The temporary URI SHOULD be given by the Location field in the
response. Unless the request method was HEAD, the entity of the
response SHOULD contain a short hypertext note with a hyperlink to
the new URI(s).
If the 302 status code is received in response to a request other
than GET or HEAD, the user agent MUST NOT automatically redirect the
request unless it can be confirmed by the user, since this might
change the conditions under which the request was issued.
Note: RFC 1945 and RFC 2068 specify that the client is not allowed
to change the method on the redirected request. However, most
existing user agent implementations treat 302 as if it were a 303
response, performing a GET on the Location field-value regardless
of the original request method. The status codes 303 and 307 have
been added for servers that wish to make unambiguously clear which
kind of reaction is expected of the client.
§10.3.3 of RFC-2616
10.3.8 307 Temporary Redirect The requested resource resides temporarily under a different URI. Since the redirection MAY be altered on occasion, the client SHOULD continue to use the Request-URI for future requests. This response is only cacheable if indicated by a Cache-Control or Expires header field. The temporary URI SHOULD be given by the Location field in the response. Unless the request method was HEAD, the entity of the response SHOULD contain a short hypertext note with a hyperlink to the new URI(s) , since many pre-HTTP/1.1 user agents do not understand the 307 status. Therefore, the note SHOULD contain the information necessary for a user to repeat the original request on the new URI. If the 307 status code is received in response to a request other than GET or HEAD, the user agent MUST NOT automatically redirect the request unless it can be confirmed by the user, since this might change the conditions under which the request was issued.
§ 10.3.8 of RFC-2616
Okay, so I couldn't really tell the difference myself (except for the change of “might” to “MAY” in the first paragraph, and the addtional verbiage in the second paragraph, and the note added in § 10.3.3, there isn't any difference (and the additional text doesn't really clarify anything).
I wrote back:
They're all on crack.
My response: If you get a “POST <spec> HTTP/1.1” and you need to redirect the user to a temporary URI, send back a 307 with enough information to re-POST the information at the new URI, otherwise, just send back a 302.
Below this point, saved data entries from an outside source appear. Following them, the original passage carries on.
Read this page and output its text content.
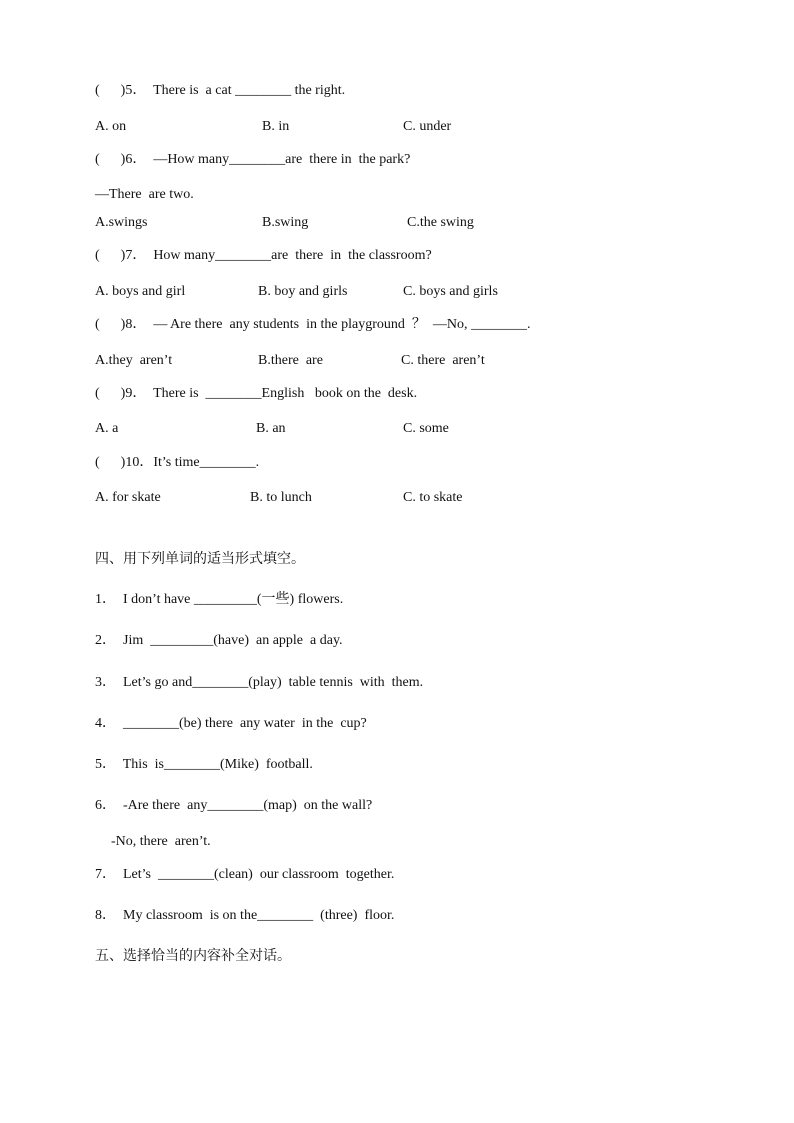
(      )5．  There is  a cat ________ the right.
A. on	B. in	C. under
(      )6．  —How many________are  there in  the park?
—There  are two.
A.swings	B.swing	C.the swing
(      )7．  How many________are  there  in  the classroom?
A. boys and girl	B. boy and girls	C. boys and girls
(      )8．  — Are there  any students  in the playground  ？  —No, ________.
A.they  aren’t	B.there  are	C. there  aren’t
(      )9．  There is  ________English   book on the  desk.
A. a	B. an	C. some
(      )10．It’s time________.
A. for skate	B. to lunch	C. to skate
四、用下列单词的适当形式填空。
1．  I don’t have _________(一些) flowers.
2．  Jim  _________(have)  an apple  a day.
3．  Let’s go and________(play)  table tennis  with  them.
4．  ________(be) there  any water  in the  cup?
5．  This  is________(Mike)  football.
6．  -Are there  any________(map)  on the wall?
-No, there  aren’t.
7．  Let’s  ________(clean)  our classroom  together.
8．  My classroom  is on the________  (three)  floor.
五、选择恰当的内容补全对话。
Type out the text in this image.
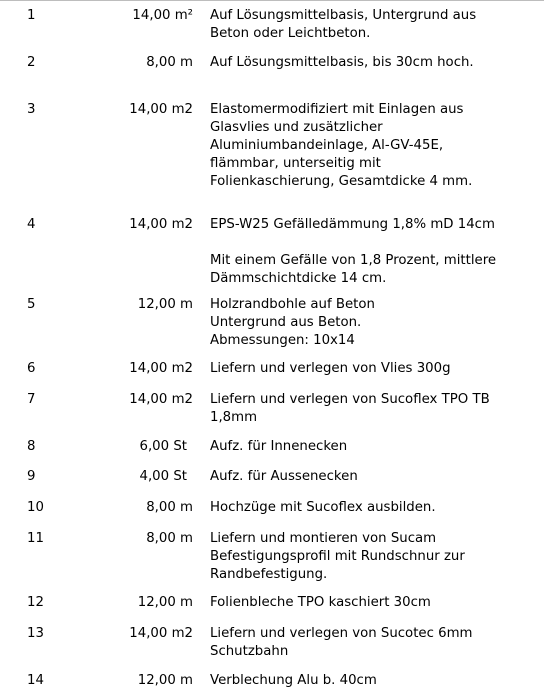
1	14,00 m² Auf Lösungsmittelbasis, Untergrund aus
Beton oder Leichtbeton.
2	8,00 m Auf Lösungsmittelbasis, bis 30cm hoch.
3	14,00 m2 Elastomermodifiziert mit Einlagen aus
Glasvlies und zusätzlicher
Aluminiumbandeinlage, Al-GV-45E,
flämmbar, unterseitig mit
Folienkaschierung, Gesamtdicke 4 mm.
4	14,00 m2 EPS-W25 Gefälledämmung 1,8% mD 14cm

Mit einem Gefälle von 1,8 Prozent, mittlere
Dämmschichtdicke 14 cm.
5	12,00 m Holzrandbohle auf Beton
Untergrund aus Beton.
Abmessungen: 10x14
6	14,00 m2 Liefern und verlegen von Vlies 300g
7	14,00 m2 Liefern und verlegen von Sucoflex TPO TB
1,8mm
8	6,00 St Aufz. für Innenecken
9	4,00 St Aufz. für Aussenecken
10	8,00 m Hochzüge mit Sucoflex ausbilden.
11	8,00 m Liefern und montieren von Sucam
Befestigungsprofil mit Rundschnur zur
Randbefestigung.
12	12,00 m Folienbleche TPO kaschiert 30cm
13	14,00 m2 Liefern und verlegen von Sucotec 6mm
Schutzbahn
14	12,00 m Verblechung Alu b. 40cm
The Blogger API via XML-RPC over HTTP on top of TCP/IP
I'm beginning to see what all this XML-RPC is all about. It's a more formal specification of the WWW CGI because I guess reading the HTML source and finding out the input fields for a form, then URLencode the data to call the external program is just too much work for some people.
I've done work before, using, I guess, a form of CGI-RPC to implement a program that does an Internet search using the major search engines to gather the results. And yes, it's was (and still is to a degree) a pain because each engine basically has a different calling convention (or API if you will). XML-RPC seems to be a way to standardize on an API, such as a search engine API.
Not that it's a bad idea, but XML seems a bit overbloated for me. But I guess for the type of services being done, like the Blogger API it's not that bad of overhead. And just think, if I can implement the Blogger XML-RPC API, not only can I claim alphabet-soup compliancy, but I can use several tools to write my blogger with, not just using a web form or email.